How about message through the very ground on which you stand, say? Yep,elephants do it all the time,communicating via a wide variety of rumbles in the earth. Speaking of rumbles, Namibia is one of the countries in which violent confrontations between irate farmers and rampaging elephants are not uncommon. With increasing population pressure spurring them on, zoologists in Namibia desperate for solutions are trying to harness these seismic social calls - to lure rampaging males back to safety.
They played the low rumble of a female on heat to bulls in must (a state of sexual readiness), who turned and headed for the vibration source. The testing are for the project is the flashpoint of Etosha National Park, scene of deadly farmer/elephant clashes, with casualties on both sides.
The trials are being led by Dr Caitlin O'Connell-Rodwell, of Stanford University and initial results are encouraging.
"The bulls in must were very responsive. We have shown that we can set the elephants on a very specific trajectory," Dr O'Connell-Rodwell told the
BBC.
"At the watering hole, we waited for them to arrive, and then used the calls to set them on one path, and then turn them back round again.
"You see the male in the video pressing his trunk against the ground. He's on a mission – he's looking for that female in oestrus," she said.
"We suggest this could be used as a tool by the park rangers – to help the elephants to stay out of trouble".
Of which there is aplenty; elephants damage crops, break water installations, destroy dwellings and many end up shot dead.
Even though elephants are renowned for their ability to detect vibrations through the ground at great distances.
including the vibrations of frisky females, a phase which only occurs every five years, no one had ever thought of using these calls in this way before. Dr O'Connell-Rodwell, who's been an elephant behaviourist for 15 years, said it has always been in the back of her mind to explore using this behaviour to reduce the potential for clashes.
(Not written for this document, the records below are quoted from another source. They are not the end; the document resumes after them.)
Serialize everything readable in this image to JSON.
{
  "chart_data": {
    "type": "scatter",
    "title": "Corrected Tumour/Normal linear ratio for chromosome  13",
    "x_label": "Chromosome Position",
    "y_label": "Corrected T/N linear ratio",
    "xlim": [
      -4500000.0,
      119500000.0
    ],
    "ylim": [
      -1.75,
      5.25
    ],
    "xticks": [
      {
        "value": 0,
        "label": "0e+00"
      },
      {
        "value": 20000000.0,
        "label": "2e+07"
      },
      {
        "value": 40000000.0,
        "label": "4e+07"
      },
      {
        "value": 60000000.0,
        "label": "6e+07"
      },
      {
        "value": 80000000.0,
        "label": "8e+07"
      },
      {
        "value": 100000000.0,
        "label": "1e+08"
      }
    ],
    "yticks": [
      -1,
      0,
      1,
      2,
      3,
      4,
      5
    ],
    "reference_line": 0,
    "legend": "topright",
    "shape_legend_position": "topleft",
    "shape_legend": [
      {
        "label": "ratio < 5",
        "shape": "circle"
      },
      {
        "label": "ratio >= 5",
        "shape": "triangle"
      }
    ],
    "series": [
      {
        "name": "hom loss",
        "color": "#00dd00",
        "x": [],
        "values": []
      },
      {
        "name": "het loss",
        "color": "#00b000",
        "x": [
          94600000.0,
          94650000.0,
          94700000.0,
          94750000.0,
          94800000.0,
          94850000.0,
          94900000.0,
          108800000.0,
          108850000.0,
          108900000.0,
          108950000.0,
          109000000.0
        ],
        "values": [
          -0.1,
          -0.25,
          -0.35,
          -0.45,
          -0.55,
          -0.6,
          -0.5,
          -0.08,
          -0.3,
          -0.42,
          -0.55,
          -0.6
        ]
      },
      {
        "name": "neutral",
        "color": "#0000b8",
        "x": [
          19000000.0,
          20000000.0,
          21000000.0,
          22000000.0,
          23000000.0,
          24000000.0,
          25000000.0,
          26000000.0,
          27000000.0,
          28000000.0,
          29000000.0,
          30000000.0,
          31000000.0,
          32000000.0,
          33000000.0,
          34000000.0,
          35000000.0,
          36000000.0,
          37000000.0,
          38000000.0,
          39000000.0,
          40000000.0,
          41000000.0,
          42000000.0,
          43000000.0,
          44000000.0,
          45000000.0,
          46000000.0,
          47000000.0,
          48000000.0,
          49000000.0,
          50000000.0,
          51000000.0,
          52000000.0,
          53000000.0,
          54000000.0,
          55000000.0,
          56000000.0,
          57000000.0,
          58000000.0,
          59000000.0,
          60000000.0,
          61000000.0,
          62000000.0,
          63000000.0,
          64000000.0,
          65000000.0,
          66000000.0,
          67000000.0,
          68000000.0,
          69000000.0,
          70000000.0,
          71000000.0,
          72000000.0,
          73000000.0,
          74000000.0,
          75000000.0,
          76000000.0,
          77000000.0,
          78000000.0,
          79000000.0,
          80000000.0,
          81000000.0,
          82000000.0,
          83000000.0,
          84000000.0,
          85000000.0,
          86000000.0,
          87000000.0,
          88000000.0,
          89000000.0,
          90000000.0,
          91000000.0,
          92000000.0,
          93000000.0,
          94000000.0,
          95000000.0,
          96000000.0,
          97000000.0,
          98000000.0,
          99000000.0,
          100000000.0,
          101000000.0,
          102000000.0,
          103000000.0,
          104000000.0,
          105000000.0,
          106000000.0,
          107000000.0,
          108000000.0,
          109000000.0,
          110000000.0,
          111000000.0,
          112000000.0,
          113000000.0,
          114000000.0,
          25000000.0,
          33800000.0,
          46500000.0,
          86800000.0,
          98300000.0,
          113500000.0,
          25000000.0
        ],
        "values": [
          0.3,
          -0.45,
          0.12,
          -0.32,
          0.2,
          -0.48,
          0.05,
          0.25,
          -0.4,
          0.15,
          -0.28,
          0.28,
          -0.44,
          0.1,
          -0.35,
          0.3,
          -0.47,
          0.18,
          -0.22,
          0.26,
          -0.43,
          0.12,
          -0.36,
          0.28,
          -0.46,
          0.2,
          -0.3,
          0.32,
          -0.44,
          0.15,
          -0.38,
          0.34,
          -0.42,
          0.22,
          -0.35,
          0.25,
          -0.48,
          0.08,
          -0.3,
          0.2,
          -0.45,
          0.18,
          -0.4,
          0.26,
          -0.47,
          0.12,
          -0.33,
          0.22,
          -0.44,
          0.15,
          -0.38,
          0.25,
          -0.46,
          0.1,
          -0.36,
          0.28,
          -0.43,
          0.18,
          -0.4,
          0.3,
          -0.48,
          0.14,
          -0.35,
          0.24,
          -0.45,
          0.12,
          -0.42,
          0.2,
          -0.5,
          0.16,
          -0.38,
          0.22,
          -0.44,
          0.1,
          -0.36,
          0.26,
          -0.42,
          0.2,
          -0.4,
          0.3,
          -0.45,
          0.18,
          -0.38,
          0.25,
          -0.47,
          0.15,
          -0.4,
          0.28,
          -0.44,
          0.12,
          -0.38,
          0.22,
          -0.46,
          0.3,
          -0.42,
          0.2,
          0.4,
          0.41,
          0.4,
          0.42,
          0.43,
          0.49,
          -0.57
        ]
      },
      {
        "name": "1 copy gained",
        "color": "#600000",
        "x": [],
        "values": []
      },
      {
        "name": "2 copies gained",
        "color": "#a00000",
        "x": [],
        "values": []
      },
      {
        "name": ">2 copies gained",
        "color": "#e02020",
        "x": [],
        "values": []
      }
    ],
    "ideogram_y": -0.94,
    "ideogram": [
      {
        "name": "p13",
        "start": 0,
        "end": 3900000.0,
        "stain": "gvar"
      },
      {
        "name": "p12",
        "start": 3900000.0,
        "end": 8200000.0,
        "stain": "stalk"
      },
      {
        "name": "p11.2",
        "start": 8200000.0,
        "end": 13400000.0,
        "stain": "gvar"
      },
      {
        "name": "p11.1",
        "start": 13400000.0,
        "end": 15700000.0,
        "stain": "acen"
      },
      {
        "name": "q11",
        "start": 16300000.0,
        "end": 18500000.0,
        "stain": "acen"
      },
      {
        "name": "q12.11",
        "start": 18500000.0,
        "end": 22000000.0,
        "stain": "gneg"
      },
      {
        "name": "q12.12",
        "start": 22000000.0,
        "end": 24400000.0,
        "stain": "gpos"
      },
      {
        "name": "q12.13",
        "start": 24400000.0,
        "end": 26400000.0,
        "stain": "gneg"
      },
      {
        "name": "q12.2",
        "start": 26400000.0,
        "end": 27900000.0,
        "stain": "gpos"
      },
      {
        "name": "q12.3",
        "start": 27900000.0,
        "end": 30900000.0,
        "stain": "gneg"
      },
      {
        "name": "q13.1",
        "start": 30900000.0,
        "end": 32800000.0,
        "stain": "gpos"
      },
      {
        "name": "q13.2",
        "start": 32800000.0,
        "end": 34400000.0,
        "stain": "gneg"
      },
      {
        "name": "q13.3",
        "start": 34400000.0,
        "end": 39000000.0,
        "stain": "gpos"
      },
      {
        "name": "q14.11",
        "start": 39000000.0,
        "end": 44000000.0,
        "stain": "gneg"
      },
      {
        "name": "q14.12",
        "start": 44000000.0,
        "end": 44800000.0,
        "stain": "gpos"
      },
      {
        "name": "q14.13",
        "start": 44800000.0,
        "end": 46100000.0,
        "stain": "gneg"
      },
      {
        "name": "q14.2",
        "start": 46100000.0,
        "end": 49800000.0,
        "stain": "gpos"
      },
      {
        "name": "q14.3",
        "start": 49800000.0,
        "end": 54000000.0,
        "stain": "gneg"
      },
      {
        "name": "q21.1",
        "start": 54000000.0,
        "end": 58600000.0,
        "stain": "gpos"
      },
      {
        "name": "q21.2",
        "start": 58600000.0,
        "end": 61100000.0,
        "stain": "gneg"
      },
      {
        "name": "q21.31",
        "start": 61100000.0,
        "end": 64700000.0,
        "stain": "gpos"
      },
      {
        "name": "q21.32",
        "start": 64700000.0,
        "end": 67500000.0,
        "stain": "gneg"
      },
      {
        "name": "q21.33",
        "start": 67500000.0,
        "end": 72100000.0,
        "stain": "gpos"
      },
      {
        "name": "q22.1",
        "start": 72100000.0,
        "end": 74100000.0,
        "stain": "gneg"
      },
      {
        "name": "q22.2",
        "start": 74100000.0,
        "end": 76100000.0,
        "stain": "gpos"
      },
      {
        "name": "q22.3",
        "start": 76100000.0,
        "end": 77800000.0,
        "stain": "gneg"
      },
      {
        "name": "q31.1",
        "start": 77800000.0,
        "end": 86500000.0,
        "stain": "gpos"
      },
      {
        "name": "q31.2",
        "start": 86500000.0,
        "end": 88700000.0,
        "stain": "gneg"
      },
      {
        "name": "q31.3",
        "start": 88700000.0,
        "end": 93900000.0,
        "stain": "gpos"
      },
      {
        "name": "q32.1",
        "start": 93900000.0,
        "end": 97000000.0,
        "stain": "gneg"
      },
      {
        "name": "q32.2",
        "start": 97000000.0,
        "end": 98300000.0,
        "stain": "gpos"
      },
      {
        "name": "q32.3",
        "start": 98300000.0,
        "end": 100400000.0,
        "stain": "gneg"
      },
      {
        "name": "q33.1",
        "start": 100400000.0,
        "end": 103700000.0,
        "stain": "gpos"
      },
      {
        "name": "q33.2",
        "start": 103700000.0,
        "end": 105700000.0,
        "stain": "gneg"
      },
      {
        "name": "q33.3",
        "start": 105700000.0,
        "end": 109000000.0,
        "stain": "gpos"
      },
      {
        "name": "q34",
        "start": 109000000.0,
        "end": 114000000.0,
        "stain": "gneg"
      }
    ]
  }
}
To test her idea, a speaker buried in the ground to play the oestrus call to males. How far away the elephants can sense vibrations is still a mystery, but it's known the sound travels through their fore-legs and up through their bones to the middle ear bone.
While they can hear mating calls at distances of up to 10km (six miles), they may be able to sense the vibrations even further.
Human encroachment on elephant range is adding a new factor whose impact on the study is important to measure, researchers say. There is evidence that elephants are being increasingly disturbed by noise, enough so in some cases to change behaviour patterns. It's still not known much elephants rely on vibrations, as compared to audible sounds but the early success of this project suggest it may be just as, if not more important, in saving elephants lives.
The research was funded by Utopia Scientific, a non-profit organisation.